È nel 1928 che la sua passione per la pittura verrà rinforzata dall’incontro con l’artista Renato Marino Mazzacurati, uno dei fondatori della Scuola Romana, dal quale Ligabue imparerà l’uso dei colori a olio e che, compreso il suo talento, farà di tutto perché questo venga riconosciuto e apprezzato a livello nazionale.
Da questo momento Ligabue si dedica completamente alla pittura e in seguito anche alla scultura con la terracotta. Viene ospitato da amici quali il flautista Licino Ferretti o soggiorna presso il ricovero di mendicità di Gualtieri. Un periodo segnato anche da diversi ricoveri in ospedale psichiatrico per atti di autolesionismo e di aggressione che sottolineano il suo carattere irascibile e violento.

Durante la Seconda guerra mondiale trova impiego come interprete per le truppe tedesche, incarico che però perde a seguito di una sua aggressione a un militare tedesco, che gli vale ben tre anni di ospedale psichiatrico.
È dagli anni Cinquanta che le sue opere cominciano davvero a essere apprezzate. Vince premi, inizia a vendere i suoi quadri e nel 1955 realizza una sua prima mostra personale a Gonzaga. Nel 1961 giunge alla consacrazione nazionale con un’esposizione a La Barcaccia di Roma, che gli consente infine di uscire dalla sua disperata situazione economica.

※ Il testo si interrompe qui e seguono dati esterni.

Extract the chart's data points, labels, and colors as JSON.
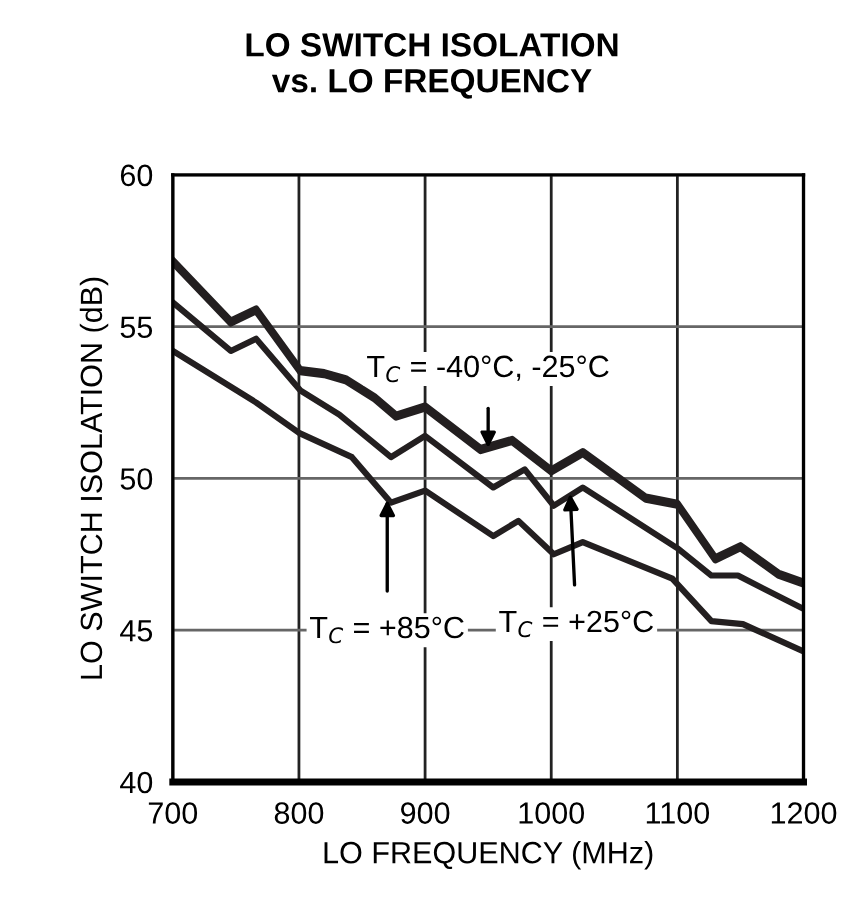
{
  "chart_data": {
    "type": "line",
    "title": "LO SWITCH ISOLATION\nvs. LO FREQUENCY",
    "xlabel": "LO FREQUENCY (MHz)",
    "ylabel": "LO SWITCH ISOLATION (dB)",
    "series": [
      {
        "color": "#231f20",
        "x": [
          700,
          746,
          766,
          801,
          820,
          837,
          860,
          877,
          900,
          944,
          969,
          1000,
          1025,
          1075,
          1100,
          1130,
          1150,
          1180,
          1200
        ],
        "values": [
          57.2,
          55.2,
          55.6,
          53.6,
          53.5,
          53.3,
          52.7,
          52.1,
          52.4,
          51.0,
          51.3,
          50.3,
          50.9,
          49.4,
          49.2,
          47.4,
          47.8,
          46.9,
          46.6
        ]
      },
      {
        "color": "#231f20",
        "x": [
          700,
          746,
          766,
          801,
          820,
          837,
          860,
          877,
          900,
          944,
          969,
          1000,
          1025,
          1075,
          1100,
          1130,
          1150,
          1180,
          1200
        ],
        "values": [
          57.1,
          55.1,
          55.5,
          53.5,
          53.4,
          53.2,
          52.6,
          52.0,
          52.3,
          50.9,
          51.2,
          50.2,
          50.8,
          49.3,
          49.1,
          47.3,
          47.7,
          46.8,
          46.5
        ]
      },
      {
        "color": "#231f20",
        "x": [
          700,
          746,
          766,
          801,
          832,
          873,
          900,
          954,
          979,
          1002,
          1025,
          1100,
          1127,
          1148,
          1200
        ],
        "values": [
          55.8,
          54.2,
          54.6,
          52.9,
          52.1,
          50.7,
          51.4,
          49.7,
          50.3,
          49.1,
          49.7,
          47.7,
          46.8,
          46.8,
          45.7
        ]
      },
      {
        "color": "#231f20",
        "x": [
          700,
          766,
          800,
          842,
          873,
          900,
          954,
          974,
          1002,
          1025,
          1096,
          1127,
          1152,
          1200
        ],
        "values": [
          54.2,
          52.5,
          51.5,
          50.7,
          49.2,
          49.6,
          48.1,
          48.6,
          47.5,
          47.9,
          46.7,
          45.3,
          45.2,
          44.3
        ]
      }
    ],
    "annotations": [
      {
        "text": "T$_{C}$ = -40°C, -25°C",
        "x": 950,
        "y": 51.0
      },
      {
        "text": "T$_{C}$ = +85°C",
        "x": 870,
        "y": 49.3
      },
      {
        "text": "T$_{C}$ = +25°C",
        "x": 1015,
        "y": 49.5
      }
    ],
    "xlim": [
      700,
      1200
    ],
    "xticks": [
      700,
      800,
      900,
      1000,
      1100,
      1200
    ],
    "ylim": [
      40,
      60
    ],
    "yticks": [
      40,
      45,
      50,
      55,
      60
    ],
    "grid": true,
    "marker": "none",
    "line_style": "solid"
  }
}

Un incidente in motocicletta (moto e auto erano sempre state una sua passione) e un’emiparesi nel 1956 che lo colpisce anche a livello cerebrale, bloccano la sua attività artistica.

Ospite del ricovero di Gualtieri, chiede di essere battezzato e cresimato, e lì morirà il 27 maggio del 1965, quando la sua arte ha ormai acquisito fama nazionale. È nello stesso cimitero del paese che aveva dato i natali a suo padre che “al tedesch” o “al matt”, così come veniva chiamato, è stato sepolto. Sulla sua lapide, una maschera funebre di bronzo dello scultore Andrea Mozzali.
Un uomo che non sapeva esprimere con le parole, ma capace di riprodurre in modo perfetto ciò che sentiva, vedeva, elaborava, e le cui opere, di grande espressività e semplicità, evocano talvolta tensione, talvolta serenità, spesso riportando scene di vita quotidiana, paesaggi, animali.
Da non dimenticare le molte tele (non datate, come tutte le sue opere del resto) in cui Antonio Ligabue si è ritratto, nelle quali è soprattutto lo sguardo e l’espressività degli occhi a focalizzare l’attenzione di chi le osserva.